Running the python script gives us the complete flag.

Flag: ACS{3e88fc35ac5b6011b6e7e32afd9552666db7bb21d30e83859665ea5e2cae99bc_I7s_funny_M@ze_Gam3!_C0n9r@tu1ation$_On_C13ar!}

Solution 4: Dynamic Coordinates Injection

This method is similar to Solution 2, which involves tricking the program into thinking we have reached the END coordinates. (Credits to Team Trailblazers for this neat trick)

To achieve this, we will inject the END coordinates (X: 1F, Y: 1F) into the relevant registers just before the comparison is made at this specific address.

Doing this manually by hand:

To automate the entire process with GDB:

import os
import sys
import time

### Run GDB Script
# gdb ./maze
# source gdb.py

### Run GDB Commands Manually
# r
# CTRL+C
# breakrva 0xabfc
# r <<< $(python -c 'print("A")')

# loop:
# set $rsi=0x1f
# set $rdx=0x1f
# c

def setup():
    gdb.execute("set pagination off")
    gdb.execute("set print pretty")
    gdb.execute('set logging enabled on')
    print('[+] Setup Completed!')
    gdb.execute("r&")           # run in background
    time.sleep(1)               # 
    gdb.execute("interrupt")    # CTRL+C SIGINT

def stop_handler(event):
    gdb.execute("set $rsi=0x1f")
    gdb.execute("set $rdx=0x1f")
    gdb.execute("c")

def set_breakpoints():
    try:
        gdb.execute("breakrva 0xabfc")
    except:
        print('Error inserting breakpoint')
    print('[+] Breakpoint Set Successfully!')

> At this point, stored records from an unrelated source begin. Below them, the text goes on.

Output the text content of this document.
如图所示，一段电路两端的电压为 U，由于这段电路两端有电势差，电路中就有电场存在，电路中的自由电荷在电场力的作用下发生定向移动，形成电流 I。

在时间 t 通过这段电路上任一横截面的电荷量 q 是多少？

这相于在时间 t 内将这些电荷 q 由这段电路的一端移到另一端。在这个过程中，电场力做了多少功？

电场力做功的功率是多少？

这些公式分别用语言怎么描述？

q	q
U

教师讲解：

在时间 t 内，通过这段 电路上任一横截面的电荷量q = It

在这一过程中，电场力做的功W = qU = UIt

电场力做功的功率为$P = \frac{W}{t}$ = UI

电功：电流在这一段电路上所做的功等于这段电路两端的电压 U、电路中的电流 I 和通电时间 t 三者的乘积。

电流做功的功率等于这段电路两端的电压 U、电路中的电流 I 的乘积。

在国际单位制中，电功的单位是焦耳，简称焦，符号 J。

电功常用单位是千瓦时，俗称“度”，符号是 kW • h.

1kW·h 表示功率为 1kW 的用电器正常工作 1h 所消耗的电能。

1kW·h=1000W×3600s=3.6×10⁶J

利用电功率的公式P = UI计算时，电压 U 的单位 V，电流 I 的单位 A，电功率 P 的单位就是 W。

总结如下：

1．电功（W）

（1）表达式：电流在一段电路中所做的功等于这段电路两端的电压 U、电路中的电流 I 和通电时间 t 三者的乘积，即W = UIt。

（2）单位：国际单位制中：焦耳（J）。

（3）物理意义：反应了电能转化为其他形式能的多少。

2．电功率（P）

def register_stop_handler():
    gdb.events.stop.connect(stop_handler)
    print('[+] Stop Handler Registered!')

def run():
    gdb.execute("r <<< $(python -c 'print(\"A\")')")

def main():
    setup()
    set_breakpoints()
    register_stop_handler()
    run()

if __name__ == "__main__":
        main()

Flag: ACS{3e88fc35ac5b6011b6e7e32afd9552666db7bb21d30e83859665ea5e2cae99bc_I7s_funny_M@ze_Gam3!_C0n9r@tu1ation$_On_C13ar!}